Face à l’attentisme des autorités face à la menace de grève, l’Intersyndicale de l’Éducation (FSPE-SLECG-SNE) maintient sa position ferme. Droit dans ses bottes, le regroupement syndical a publié ce mercredi un communiqué pour avertir qu’il est prêt à passer à l’action plus rapidement que jamais.
Il indique qu’il sera contraint de lancer une grève générale et illimitée dans toutes les écoles du pays si l’État ne répond pas à ses revendications d’ici le mardi 19 novembre au plus tard.
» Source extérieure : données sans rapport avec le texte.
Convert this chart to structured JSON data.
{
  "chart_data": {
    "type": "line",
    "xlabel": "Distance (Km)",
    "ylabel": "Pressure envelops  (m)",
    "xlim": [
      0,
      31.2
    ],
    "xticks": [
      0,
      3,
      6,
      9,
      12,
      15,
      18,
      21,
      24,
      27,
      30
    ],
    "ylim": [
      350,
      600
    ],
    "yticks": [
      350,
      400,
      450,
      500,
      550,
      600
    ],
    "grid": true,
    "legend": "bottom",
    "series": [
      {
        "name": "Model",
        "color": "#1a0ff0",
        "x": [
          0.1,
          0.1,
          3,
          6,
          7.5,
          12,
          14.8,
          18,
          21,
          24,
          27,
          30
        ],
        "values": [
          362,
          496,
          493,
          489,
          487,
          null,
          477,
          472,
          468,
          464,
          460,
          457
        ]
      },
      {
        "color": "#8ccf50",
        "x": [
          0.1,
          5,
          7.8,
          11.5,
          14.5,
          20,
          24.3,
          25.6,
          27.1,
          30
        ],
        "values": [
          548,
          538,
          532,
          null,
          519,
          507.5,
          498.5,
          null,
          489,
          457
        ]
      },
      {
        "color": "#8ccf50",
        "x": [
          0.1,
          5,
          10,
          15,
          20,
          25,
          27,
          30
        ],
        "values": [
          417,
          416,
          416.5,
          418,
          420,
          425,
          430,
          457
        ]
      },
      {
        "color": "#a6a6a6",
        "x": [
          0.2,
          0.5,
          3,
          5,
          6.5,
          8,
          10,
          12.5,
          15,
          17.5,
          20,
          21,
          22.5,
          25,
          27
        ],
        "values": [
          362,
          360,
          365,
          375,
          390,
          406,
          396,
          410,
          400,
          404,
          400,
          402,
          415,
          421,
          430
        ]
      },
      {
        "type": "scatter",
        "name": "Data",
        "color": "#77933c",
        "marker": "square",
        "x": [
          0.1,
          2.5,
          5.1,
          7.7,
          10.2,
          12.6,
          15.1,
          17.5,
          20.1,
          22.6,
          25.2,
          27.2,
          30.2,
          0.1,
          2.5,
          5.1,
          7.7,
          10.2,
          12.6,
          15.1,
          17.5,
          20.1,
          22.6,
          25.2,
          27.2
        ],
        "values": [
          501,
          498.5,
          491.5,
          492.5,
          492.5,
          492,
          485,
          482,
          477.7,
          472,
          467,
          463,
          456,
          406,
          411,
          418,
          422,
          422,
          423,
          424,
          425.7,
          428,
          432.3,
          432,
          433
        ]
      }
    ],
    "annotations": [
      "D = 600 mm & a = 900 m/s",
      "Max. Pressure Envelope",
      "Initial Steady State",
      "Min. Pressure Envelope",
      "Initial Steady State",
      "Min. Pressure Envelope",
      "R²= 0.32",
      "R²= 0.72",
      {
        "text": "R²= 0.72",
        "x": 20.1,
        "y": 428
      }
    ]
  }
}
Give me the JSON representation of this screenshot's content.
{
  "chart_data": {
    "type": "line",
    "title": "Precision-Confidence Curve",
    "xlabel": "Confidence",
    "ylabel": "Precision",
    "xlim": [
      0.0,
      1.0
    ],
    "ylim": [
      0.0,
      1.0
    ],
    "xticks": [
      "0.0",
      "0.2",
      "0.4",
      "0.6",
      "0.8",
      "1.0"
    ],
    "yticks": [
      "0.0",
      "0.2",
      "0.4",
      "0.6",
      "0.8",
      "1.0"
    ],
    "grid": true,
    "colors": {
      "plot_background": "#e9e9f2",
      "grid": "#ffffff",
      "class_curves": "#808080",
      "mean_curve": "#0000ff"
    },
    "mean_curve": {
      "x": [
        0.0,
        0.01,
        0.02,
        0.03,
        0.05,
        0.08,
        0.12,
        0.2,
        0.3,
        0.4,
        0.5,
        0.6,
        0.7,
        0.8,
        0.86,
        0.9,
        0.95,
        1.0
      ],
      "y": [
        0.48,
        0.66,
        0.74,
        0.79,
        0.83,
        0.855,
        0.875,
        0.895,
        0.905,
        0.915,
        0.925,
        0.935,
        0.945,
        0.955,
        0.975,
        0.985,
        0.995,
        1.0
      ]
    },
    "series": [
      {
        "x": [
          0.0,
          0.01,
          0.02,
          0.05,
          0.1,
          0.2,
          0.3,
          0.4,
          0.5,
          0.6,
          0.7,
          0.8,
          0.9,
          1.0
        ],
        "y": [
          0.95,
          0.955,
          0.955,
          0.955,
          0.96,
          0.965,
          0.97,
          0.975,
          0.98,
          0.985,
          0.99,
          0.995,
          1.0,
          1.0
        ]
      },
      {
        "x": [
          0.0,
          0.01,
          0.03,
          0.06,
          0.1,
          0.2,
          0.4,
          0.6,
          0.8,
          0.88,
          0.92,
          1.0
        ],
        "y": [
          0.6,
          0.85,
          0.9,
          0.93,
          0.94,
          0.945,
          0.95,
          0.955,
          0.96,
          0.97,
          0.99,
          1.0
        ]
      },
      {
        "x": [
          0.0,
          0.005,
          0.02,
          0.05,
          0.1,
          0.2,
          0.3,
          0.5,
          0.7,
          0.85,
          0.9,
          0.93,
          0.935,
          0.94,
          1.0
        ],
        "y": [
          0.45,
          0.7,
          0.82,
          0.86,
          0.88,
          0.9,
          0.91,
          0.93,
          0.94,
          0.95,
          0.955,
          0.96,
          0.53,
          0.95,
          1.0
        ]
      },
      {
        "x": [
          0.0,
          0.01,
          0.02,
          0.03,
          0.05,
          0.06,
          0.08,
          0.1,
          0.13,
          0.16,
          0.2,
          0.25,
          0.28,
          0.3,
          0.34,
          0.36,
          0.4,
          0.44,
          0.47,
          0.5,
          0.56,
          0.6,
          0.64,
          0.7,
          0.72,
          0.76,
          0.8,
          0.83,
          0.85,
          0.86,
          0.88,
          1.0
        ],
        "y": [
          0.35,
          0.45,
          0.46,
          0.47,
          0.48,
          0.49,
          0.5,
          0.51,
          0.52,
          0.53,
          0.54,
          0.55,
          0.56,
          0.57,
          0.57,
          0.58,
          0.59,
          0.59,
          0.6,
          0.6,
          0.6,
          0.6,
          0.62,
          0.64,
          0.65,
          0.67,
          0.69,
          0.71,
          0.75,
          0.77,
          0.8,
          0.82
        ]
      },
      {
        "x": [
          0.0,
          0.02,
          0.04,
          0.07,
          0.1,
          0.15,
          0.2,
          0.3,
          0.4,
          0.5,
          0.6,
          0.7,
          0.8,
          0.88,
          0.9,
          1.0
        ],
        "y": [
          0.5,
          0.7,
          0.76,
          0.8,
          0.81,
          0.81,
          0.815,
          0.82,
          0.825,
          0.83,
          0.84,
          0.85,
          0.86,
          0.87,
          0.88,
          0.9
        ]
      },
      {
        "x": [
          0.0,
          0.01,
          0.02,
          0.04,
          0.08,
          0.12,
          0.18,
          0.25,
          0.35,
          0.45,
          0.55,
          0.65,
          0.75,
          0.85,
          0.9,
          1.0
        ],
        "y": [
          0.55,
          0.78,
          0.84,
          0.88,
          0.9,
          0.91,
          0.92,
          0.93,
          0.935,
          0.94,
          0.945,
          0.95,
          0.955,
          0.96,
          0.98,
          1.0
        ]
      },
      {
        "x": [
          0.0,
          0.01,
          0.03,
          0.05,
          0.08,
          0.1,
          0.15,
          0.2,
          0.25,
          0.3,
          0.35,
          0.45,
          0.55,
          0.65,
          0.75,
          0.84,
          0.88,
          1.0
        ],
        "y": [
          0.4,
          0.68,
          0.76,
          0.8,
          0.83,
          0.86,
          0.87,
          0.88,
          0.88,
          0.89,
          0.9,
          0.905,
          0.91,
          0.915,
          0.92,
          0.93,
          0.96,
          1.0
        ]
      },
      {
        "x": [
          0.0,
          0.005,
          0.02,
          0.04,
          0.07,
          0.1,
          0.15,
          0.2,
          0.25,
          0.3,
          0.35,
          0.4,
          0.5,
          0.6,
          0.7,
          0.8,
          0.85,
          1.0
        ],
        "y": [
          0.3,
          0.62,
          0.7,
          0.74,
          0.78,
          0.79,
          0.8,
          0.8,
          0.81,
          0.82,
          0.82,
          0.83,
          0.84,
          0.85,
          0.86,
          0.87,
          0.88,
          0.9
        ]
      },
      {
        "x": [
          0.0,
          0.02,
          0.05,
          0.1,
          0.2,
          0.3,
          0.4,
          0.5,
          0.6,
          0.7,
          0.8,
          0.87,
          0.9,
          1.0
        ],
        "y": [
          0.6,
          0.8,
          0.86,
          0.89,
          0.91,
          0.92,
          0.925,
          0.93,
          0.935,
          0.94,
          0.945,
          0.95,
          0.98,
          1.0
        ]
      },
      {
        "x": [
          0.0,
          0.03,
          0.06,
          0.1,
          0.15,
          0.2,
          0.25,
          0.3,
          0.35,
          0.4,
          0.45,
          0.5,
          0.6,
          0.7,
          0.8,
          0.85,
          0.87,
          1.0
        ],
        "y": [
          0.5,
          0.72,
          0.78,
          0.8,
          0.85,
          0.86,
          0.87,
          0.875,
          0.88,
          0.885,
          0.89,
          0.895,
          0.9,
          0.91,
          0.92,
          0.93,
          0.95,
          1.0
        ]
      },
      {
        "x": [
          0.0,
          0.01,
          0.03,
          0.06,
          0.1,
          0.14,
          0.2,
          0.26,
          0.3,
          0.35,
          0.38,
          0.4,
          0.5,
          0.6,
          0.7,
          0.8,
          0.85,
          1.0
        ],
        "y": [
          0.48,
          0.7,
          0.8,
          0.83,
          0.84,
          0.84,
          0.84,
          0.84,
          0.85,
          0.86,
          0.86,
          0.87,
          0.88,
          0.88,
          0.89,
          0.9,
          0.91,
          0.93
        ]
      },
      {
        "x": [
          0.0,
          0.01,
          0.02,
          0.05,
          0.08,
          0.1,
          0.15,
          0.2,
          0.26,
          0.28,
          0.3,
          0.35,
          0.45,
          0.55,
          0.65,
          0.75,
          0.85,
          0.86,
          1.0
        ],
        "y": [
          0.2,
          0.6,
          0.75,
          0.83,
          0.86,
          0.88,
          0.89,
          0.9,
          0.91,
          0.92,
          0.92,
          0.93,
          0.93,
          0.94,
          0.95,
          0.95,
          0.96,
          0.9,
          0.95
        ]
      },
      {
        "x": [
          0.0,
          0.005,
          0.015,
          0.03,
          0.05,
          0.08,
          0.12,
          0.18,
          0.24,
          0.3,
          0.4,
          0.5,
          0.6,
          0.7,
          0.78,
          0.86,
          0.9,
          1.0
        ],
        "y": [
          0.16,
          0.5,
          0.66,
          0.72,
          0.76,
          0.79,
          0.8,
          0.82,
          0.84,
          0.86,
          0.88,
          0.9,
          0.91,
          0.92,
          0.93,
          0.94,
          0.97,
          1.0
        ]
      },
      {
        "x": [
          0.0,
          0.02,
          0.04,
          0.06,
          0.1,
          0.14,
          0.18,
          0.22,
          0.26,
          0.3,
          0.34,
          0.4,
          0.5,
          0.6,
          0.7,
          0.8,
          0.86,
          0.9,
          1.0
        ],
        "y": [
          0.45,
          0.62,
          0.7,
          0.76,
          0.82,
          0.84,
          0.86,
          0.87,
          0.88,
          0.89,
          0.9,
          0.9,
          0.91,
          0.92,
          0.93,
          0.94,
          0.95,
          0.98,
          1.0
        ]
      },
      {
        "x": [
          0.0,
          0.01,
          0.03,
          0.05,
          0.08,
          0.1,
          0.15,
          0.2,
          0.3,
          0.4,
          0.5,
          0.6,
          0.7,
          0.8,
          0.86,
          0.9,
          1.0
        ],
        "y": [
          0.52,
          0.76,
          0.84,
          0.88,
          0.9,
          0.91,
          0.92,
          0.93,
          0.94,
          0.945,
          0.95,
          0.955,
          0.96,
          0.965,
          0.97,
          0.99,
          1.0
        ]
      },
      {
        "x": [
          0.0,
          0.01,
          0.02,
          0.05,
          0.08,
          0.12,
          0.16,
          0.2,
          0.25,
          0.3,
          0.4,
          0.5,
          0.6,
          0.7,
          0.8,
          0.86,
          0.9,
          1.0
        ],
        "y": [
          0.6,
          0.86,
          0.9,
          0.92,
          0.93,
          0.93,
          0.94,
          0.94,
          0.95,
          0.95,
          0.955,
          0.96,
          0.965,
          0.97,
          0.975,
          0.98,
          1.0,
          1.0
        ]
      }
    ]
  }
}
La grève serait déclenchée dès le lendemain, mercredi, avec effet immédiat, sans suspension, jusqu’à ce qu’un protocole d’accord signé en faveur des enseignants soit obtenu, même si les négociations continuent en parallèle.
« Si rien n’est fait au plus tard mardi 19 novembre 2025, l’avis de grève générale et illimitée sur toute l’étendue du territoire national serait émis dès le mercredi matin avec effet immédiat et les négociations pourraient continuer en pleine grève qui ne sera pas suspendue sans qu’un protocole d’accord ne soit signé à l’avantage des enseignantes et enseignants de Guinée », précise le communiqué.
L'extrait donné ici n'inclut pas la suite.